The story is mostly told from the crabs point of view. Because Square Crabs have such delimited lives, they don’t have names (no need, if you might never meet another crab). There are no mating rituals because it’s so unlikely two crabs will ever cross paths. There is no avoiding dangers in one’s path, because there is no deviation from the path.
Our main crab protagonist has his life changed when another Square Crab, pointing a different direction, rises up out of the sand beneath him and carries him along to a different part of the beach. They decide to name each other—primary crab becomes Sunny and his inadvertent ride becomes Boater. Sunny realizes that if they work in tandem, taking turns carrying each other, they can go in any direction they want. Suddenly, life has opportunities!
There are small interludes on land where we see Raymond and Dominique, a pair of documentary filmmakers interested in capturing the Square Crab.
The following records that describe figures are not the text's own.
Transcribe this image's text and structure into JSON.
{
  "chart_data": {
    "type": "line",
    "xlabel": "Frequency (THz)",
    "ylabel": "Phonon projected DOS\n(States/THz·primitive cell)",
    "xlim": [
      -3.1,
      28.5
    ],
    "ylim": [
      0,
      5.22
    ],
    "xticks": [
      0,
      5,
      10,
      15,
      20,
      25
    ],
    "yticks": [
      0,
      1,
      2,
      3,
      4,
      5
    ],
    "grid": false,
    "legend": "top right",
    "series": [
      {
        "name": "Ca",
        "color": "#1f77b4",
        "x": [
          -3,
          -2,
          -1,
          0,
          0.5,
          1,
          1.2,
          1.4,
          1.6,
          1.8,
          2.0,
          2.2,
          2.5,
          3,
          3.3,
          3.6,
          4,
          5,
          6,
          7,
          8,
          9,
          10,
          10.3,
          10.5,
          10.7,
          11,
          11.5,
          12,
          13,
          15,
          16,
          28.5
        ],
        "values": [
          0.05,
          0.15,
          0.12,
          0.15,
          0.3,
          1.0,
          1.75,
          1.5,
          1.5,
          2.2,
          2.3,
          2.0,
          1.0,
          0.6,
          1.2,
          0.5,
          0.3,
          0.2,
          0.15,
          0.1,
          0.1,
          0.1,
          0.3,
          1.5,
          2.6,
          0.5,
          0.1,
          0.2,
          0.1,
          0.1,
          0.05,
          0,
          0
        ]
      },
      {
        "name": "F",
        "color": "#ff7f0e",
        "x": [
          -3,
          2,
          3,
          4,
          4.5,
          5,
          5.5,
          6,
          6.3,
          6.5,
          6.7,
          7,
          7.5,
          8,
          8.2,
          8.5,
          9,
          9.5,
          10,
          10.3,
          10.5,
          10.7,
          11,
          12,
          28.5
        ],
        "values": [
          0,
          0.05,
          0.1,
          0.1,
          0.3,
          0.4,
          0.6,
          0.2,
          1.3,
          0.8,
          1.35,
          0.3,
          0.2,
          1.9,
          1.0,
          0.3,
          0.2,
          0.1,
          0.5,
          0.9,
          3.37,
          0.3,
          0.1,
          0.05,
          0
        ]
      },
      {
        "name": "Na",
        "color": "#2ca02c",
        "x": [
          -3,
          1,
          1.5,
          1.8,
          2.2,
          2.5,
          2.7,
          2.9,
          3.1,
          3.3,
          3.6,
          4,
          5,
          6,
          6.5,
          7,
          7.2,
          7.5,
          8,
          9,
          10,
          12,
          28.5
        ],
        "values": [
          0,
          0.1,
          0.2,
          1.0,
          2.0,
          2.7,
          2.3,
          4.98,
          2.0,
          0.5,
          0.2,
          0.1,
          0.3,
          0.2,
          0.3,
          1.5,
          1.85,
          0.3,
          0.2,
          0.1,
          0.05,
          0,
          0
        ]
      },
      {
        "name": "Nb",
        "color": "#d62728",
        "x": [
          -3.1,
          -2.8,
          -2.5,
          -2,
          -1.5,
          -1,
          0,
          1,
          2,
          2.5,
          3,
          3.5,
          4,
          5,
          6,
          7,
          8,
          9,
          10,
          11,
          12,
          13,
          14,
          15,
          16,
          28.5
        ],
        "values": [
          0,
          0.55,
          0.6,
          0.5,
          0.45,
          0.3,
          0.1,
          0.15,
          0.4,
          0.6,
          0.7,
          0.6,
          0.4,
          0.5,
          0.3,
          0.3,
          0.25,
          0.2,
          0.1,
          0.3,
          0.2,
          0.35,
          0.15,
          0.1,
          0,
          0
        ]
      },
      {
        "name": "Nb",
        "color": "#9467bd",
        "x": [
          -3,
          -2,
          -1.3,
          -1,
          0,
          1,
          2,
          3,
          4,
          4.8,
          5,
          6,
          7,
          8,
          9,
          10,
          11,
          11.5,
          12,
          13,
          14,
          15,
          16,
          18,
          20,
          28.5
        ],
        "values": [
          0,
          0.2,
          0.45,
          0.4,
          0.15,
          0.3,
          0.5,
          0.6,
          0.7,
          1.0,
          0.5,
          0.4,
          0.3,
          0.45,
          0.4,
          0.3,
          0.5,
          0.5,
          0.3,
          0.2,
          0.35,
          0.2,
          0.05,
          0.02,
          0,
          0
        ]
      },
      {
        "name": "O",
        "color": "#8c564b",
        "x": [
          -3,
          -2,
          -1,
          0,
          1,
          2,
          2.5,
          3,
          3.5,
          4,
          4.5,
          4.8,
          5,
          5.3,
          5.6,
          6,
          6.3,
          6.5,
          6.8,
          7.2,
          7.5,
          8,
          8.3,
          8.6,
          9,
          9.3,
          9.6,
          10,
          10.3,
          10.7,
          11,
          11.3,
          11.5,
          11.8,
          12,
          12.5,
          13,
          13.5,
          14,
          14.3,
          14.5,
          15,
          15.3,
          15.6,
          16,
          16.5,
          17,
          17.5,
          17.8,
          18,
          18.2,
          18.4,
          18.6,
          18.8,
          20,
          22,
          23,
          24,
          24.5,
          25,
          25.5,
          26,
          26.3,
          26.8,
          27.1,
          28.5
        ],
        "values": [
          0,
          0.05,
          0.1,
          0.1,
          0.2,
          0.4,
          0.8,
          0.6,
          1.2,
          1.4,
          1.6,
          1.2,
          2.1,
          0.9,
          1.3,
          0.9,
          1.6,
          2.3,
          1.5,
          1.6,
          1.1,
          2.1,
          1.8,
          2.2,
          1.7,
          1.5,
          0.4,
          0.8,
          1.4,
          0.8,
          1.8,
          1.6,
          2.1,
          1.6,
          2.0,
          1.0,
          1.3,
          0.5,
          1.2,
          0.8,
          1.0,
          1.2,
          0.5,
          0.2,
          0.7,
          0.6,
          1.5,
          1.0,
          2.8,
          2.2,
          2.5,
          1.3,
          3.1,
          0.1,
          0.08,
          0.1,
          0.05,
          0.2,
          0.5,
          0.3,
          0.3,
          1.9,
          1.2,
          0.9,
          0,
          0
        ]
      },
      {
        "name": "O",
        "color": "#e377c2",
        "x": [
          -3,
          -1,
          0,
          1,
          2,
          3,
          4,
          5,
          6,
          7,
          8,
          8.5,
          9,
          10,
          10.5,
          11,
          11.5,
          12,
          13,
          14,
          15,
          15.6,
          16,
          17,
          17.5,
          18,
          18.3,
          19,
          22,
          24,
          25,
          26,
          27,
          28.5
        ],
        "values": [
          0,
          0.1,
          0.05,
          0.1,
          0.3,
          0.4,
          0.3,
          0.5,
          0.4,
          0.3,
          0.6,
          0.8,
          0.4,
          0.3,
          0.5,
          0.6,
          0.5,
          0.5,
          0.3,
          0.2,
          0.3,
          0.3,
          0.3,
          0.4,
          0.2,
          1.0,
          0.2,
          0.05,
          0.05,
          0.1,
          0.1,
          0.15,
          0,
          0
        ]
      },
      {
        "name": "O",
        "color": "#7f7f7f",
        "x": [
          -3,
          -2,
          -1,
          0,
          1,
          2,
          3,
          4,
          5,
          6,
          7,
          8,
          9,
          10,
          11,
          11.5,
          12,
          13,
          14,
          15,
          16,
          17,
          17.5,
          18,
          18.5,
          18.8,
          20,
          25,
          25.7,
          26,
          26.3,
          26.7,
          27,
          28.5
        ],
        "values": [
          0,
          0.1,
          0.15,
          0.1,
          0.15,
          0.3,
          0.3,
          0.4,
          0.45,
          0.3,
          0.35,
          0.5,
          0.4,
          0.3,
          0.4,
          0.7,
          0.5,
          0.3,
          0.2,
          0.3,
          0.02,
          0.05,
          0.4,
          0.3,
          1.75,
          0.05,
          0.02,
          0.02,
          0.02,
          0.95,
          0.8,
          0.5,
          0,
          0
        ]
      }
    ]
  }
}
Despite losing their funding, they have traveled to the coast to make their film in an attempt to uncover the mystery of why Square Crabs only travel in straight lines. Is it possible that Square Crabs move in straight lines because none have ever tried to move differently?
The art is lovely. Mostly watercolor, the drawings feel fresh and beach-y. De Pins does an especially good job with the shadows, making them strong enough to give the feel of a beach in full sun, without making the shadowed areas so dark you can’t see the image within it. The crabs’ personalities are front and center in this work—DePins making as expressive a crab face as I have ever seen. March of the Crabs is a fun addition to any collection.